Sometimes It's Good

I want to do some more spontaneous blog-outs on the roll. Just things I’m observing or realizing in the moments, and probably not share. So if you’ve found this you’re an OG!

Mac Miller’s 2009 is the soundtrack.

Tonight I prayed in a way I haven’t prayed in a long time. I cried. It was so good to feel close to God in a way that reminded me of when I was younger. I have a friend, Ms. Helen… she’s actually my friend Missy’s mom (if that gives you some perspective). Sometimes I call her my Athens mom. Miss Helen has always loved me. From the time I worked at the church, she just always took the time to pray for me, to encourage me, to take me to lunch, and have me over for dinner. Tonight, she made me dinner and let me dry some laundry at her house. Later, I played the keyboard and we worshipped and prayed. I started to cry. I felt God, I felt loved, I felt hope. Miss Helen doesn’t know about all my failures, weaknesses and struggles… but tonight, I think I realized that it might not make a difference if she did. I think I realized, she would always love me.

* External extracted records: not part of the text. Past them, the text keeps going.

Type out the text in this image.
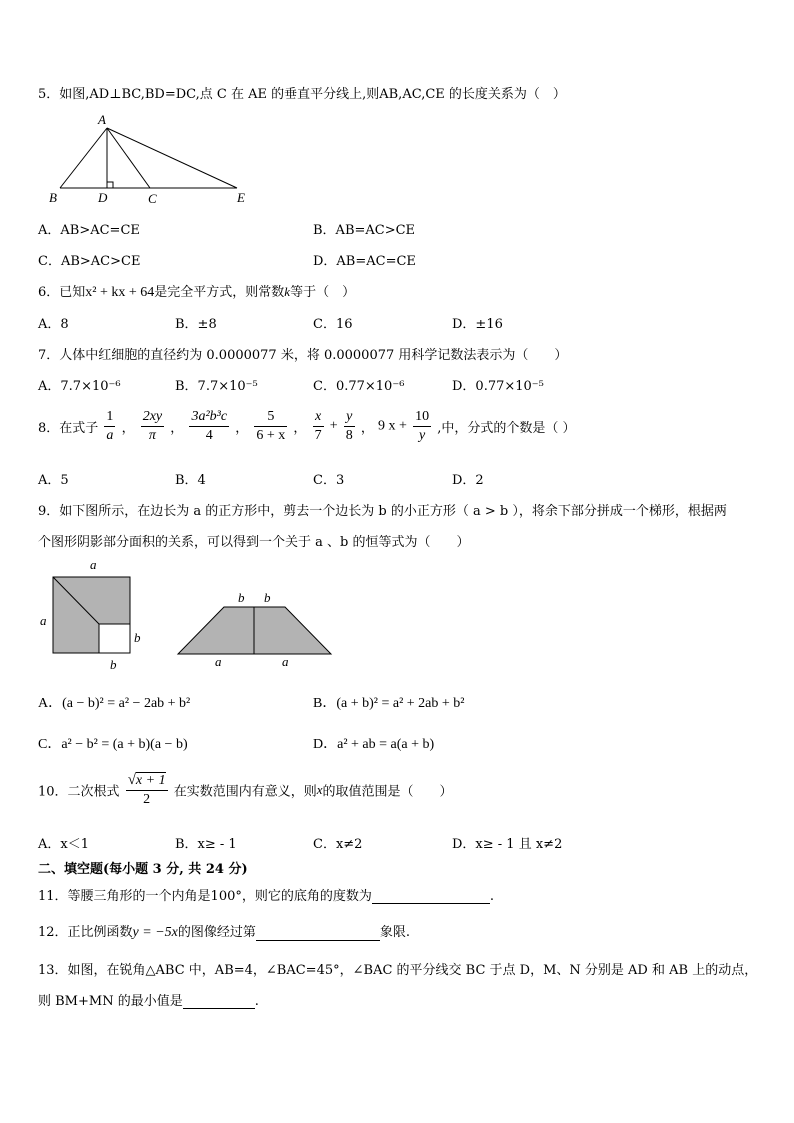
5．如图,AD⊥BC,BD=DC,点 C 在 AE 的垂直平分线上,则AB,AC,CE 的长度关系为（　）
A
B	D	C	E
A．AB>AC=CE	B．AB=AC>CE
C．AB>AC>CE	D．AB=AC=CE
6．已知x² + kx + 64是完全平方式，则常数k等于（　）
A．8	B．±8	C．16	D．±16
7．人体中红细胞的直径约为 0.0000077 米，将 0.0000077 用科学记数法表示为（　　）
A．7.7×10⁻⁶	B．7.7×10⁻⁵	C．0.77×10⁻⁶	D．0.77×10⁻⁵
8．在式子 $\frac{1}{a}$ ， $\frac{2xy}{\pi}$ ， $\frac{\text{3a²b³c}}{4}$ ， $\frac{5}{6 + x}$ ， $\frac{x}{7} + \frac{y}{8}$ ， 9 $x + \frac{10}{y}$ ,中，分式的个数是（ ）
A．5	B．4	C．3	D．2
9．如下图所示，在边长为 a 的正方形中，剪去一个边长为 b 的小正方形（ a > b ），将余下部分拼成一个梯形，根据两
个图形阴影部分面积的关系，可以得到一个关于 a 、b 的恒等式为（　　）
a
a
b
b
b b
a	a
A．(a − b)² = a² − 2ab + b²	B．(a + b)² = a² + 2ab + b²
C．a² − b² = (a + b)(a − b)	D．a² + ab = a(a + b)
10．二次根式 $\frac{√x + 1}{2}$ 在实数范围内有意义，则x的取值范围是（　　）
A．x＜1	B．x≥ - 1	C．x≠2	D．x≥ - 1 且 x≠2
二、填空题(每小题 3 分, 共 24 分)
11．等腰三角形的一个内角是100°，则它的底角的度数为	.
12．正比例函数y = −5x的图像经过第	象限.
13．如图，在锐角△ABC 中，AB=4，∠BAC=45°，∠BAC 的平分线交 BC 于点 D，M、N 分别是 AD 和 AB 上的动点，
则 BM+MN 的最小值是	.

All I’m saying really is that sometimes it’s ok to have people in your corner that think the world of you, and to not feel bad about it. And sometimes it’s ok to feel like you need to surround yourself with those kinds of people in certain times. I’m starting to see that I have a really hard time wrapping my head around the fact that people might love me enough to see the best in me no matter how I fail. I’m starting to see more and more, that love actually isn’t that fair.